Mini Pineapple Upside-Down Cupcakes

🍍 Mini Pineapple Upside-Down Cupcakes 🧁✨

Sweet pineapple, caramelized brown sugar, and cherries baked into bite-sized cupcakes—fun, fruity, and nostalgic!

Ingredients

  • 1 can (20 oz) pineapple slices, drained (juice reserved)
  • 1 box yellow cake mix
  • ½ cup vegetable oil
  • 3 eggs
  • ⅓ cup melted butter
  • ⅔ cup packed brown sugar
  • 12 maraschino cherries, cut in half

Instructions

  1. Prepare Oven & Pan: Preheat oven to 350°F (175°C). Spray 24 muffin cups with cooking spray.
  2. Prep Pineapple: Cut each pineapple slice into 4 pieces.

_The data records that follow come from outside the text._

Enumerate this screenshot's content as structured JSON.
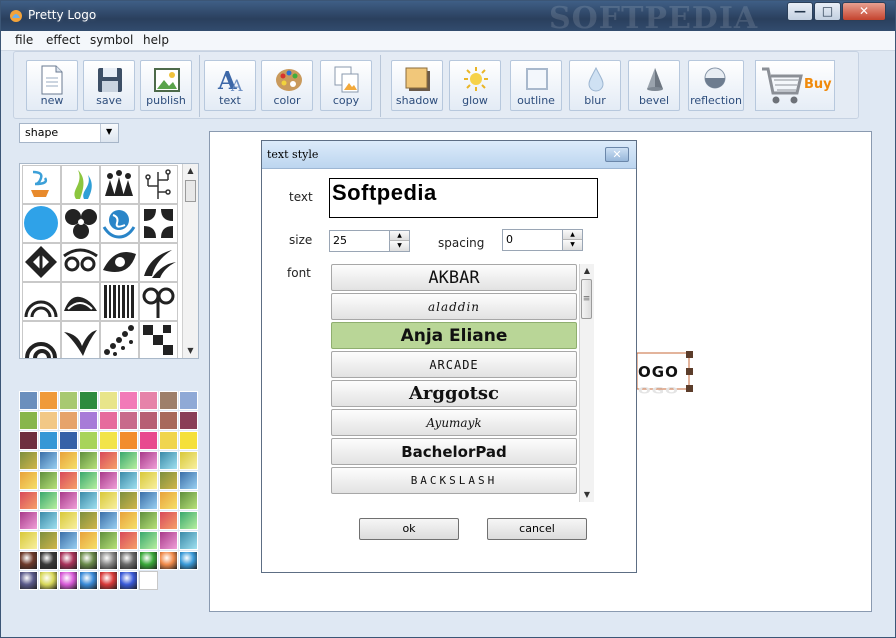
{
  "window": {
    "title": "Pretty Logo",
    "watermark": "SOFTPEDIA",
    "controls": {
      "minimize": "—",
      "maximize": "□",
      "close": "✕"
    }
  },
  "menu": [
    {
      "label": "file"
    },
    {
      "label": "effect"
    },
    {
      "label": "symbol"
    },
    {
      "label": "help"
    }
  ],
  "toolbar": {
    "new": "new",
    "save": "save",
    "publish": "publish",
    "text": "text",
    "color": "color",
    "copy": "copy",
    "shadow": "shadow",
    "glow": "glow",
    "outline": "outline",
    "blur": "blur",
    "bevel": "bevel",
    "reflection": "reflection",
    "buy": "Buy"
  },
  "shape_select": {
    "value": "shape"
  },
  "icons": {
    "dropdown": "▼",
    "scroll_up": "▲",
    "scroll_down": "▼",
    "grip": "≡"
  },
  "canvas": {
    "logo_text": "OGO"
  },
  "dialog": {
    "title": "text style",
    "close": "✕",
    "text_label": "text",
    "text_value": "Softpedia",
    "size_label": "size",
    "size_value": "25",
    "spacing_label": "spacing",
    "spacing_value": "0",
    "font_label": "font",
    "fonts": [
      "AKBAR",
      "aladdin",
      "Anja Eliane",
      "ARCADE",
      "Arggotsc",
      "Ayumayk",
      "BachelorPad",
      "BACKSLASH"
    ],
    "selected_font": "Anja Eliane",
    "ok": "ok",
    "cancel": "cancel"
  },
  "colors": {
    "accent": "#b9d697",
    "title_bar": "#2a3f5d",
    "buy": "#f08a0c"
  }
}
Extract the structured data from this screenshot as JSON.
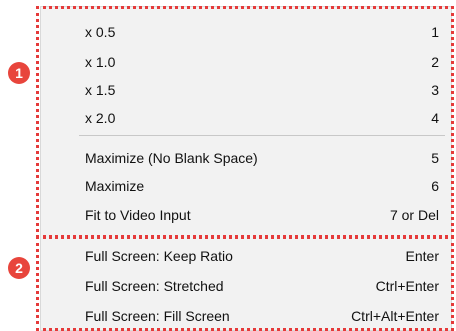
{
  "menu": {
    "zoom_items": [
      {
        "label": "x 0.5",
        "shortcut": "1"
      },
      {
        "label": "x 1.0",
        "shortcut": "2"
      },
      {
        "label": "x 1.5",
        "shortcut": "3"
      },
      {
        "label": "x 2.0",
        "shortcut": "4"
      }
    ],
    "size_items": [
      {
        "label": "Maximize (No Blank Space)",
        "shortcut": "5"
      },
      {
        "label": "Maximize",
        "shortcut": "6"
      },
      {
        "label": "Fit to Video Input",
        "shortcut": "7 or Del"
      }
    ],
    "fullscreen_items": [
      {
        "label": "Full Screen: Keep Ratio",
        "shortcut": "Enter"
      },
      {
        "label": "Full Screen: Stretched",
        "shortcut": "Ctrl+Enter"
      },
      {
        "label": "Full Screen: Fill Screen",
        "shortcut": "Ctrl+Alt+Enter"
      }
    ]
  },
  "annotations": {
    "badge_1": "1",
    "badge_2": "2",
    "highlight_color": "#e53a3a",
    "badge_color": "#e8453c"
  }
}
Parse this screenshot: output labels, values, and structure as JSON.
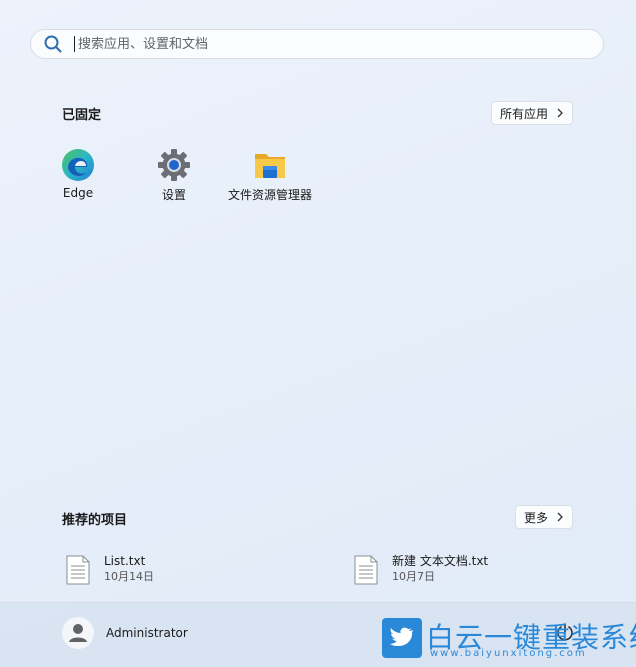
{
  "search": {
    "placeholder": "搜索应用、设置和文档"
  },
  "pinned": {
    "title": "已固定",
    "all_apps_label": "所有应用",
    "apps": [
      {
        "label": "Edge",
        "icon": "edge-icon"
      },
      {
        "label": "设置",
        "icon": "settings-gear-icon"
      },
      {
        "label": "文件资源管理器",
        "icon": "file-explorer-folder-icon"
      }
    ]
  },
  "recommended": {
    "title": "推荐的项目",
    "more_label": "更多",
    "items": [
      {
        "name": "List.txt",
        "date": "10月14日",
        "icon": "text-document-icon"
      },
      {
        "name": "新建 文本文档.txt",
        "date": "10月7日",
        "icon": "text-document-icon"
      }
    ]
  },
  "footer": {
    "username": "Administrator",
    "power_icon": "power-icon"
  },
  "watermark": {
    "title": "白云一键重装系统",
    "url": "www.baiyunxitong.com"
  },
  "colors": {
    "accent": "#2a88d8",
    "edge_blue": "#1f7fd6",
    "edge_green": "#4fc35a",
    "folder_yellow": "#f7c948",
    "folder_blue": "#1d6fd1"
  }
}
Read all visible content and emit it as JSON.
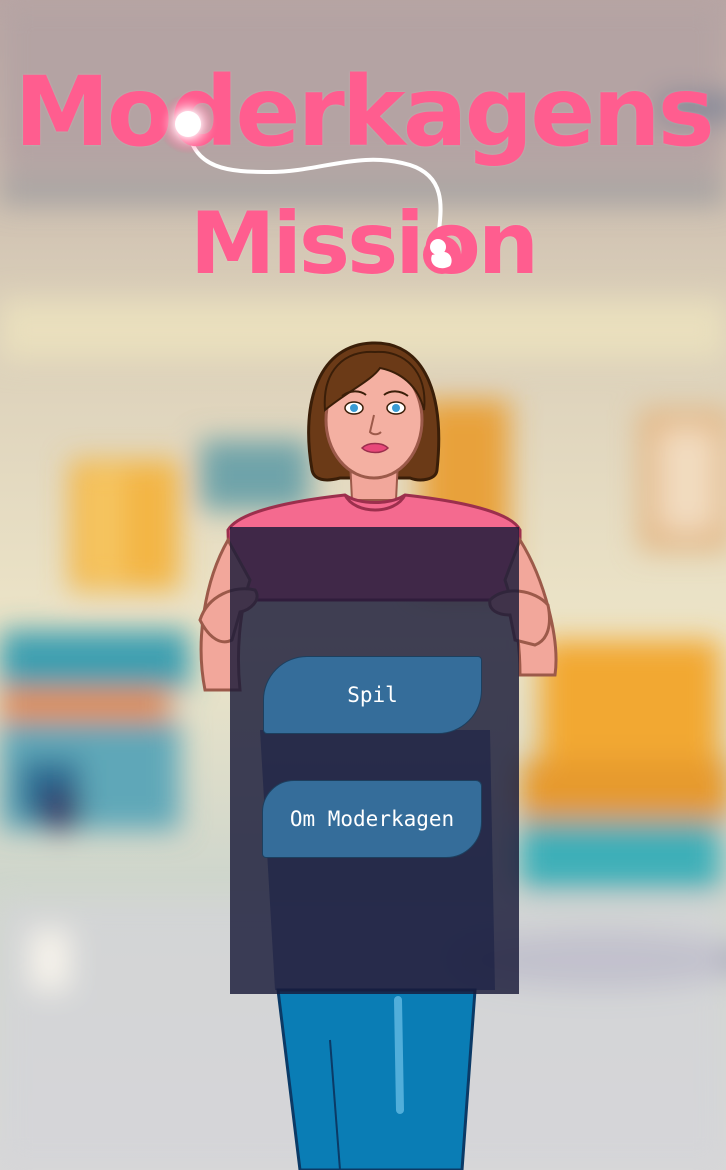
{
  "title": {
    "line1": "Moderkagens",
    "line2": "Mission"
  },
  "menu": {
    "play_label": "Spil",
    "about_label": "Om Moderkagen"
  },
  "colors": {
    "title_pink": "#ff5d8f",
    "button_blue": "#356d9a",
    "panel_navy": "#181a38",
    "shirt_pink": "#f46a8f",
    "jeans_blue": "#0a7db5"
  },
  "icons": {
    "o_letter": "glowing-orb-icon",
    "o_letter2": "fetus-icon"
  }
}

Set aside.
  3. Make Cake Batter: In a bowl, beat cake mix, oil, eggs, and reserved pineapple juice. Mix on low 30 sec, then on medium 2 min, scraping bowl occasionally.
  4. Caramel Base: Mix melted butter and brown sugar. Spoon 1½ tsp into each muffin cup.
  5. Assemble: Place 2 pineapple pieces in each cup. Add half a cherry in the center. Spoon ~¼ cup batter over fruit.
  6. Bake: Bake 20–25 min until golden and set. Cool 5 min.
  7. Unmold: Run knife around edges. Invert onto cookie sheet to release.
  8. Serve: Enjoy warm or cooled—perfect for parties or holiday trays!

Details

  • Prep Time: 20 minutes
  • Bake Time: 20–25 minutes
  • Total Time: ~45 minutes
  • Yield: 24 cupcakes
  • Kcal: ~180 per cupcake

✨ A playful twist on the classic pineapple upside-down cake—bite-sized, colorful, and crowd-pleasing!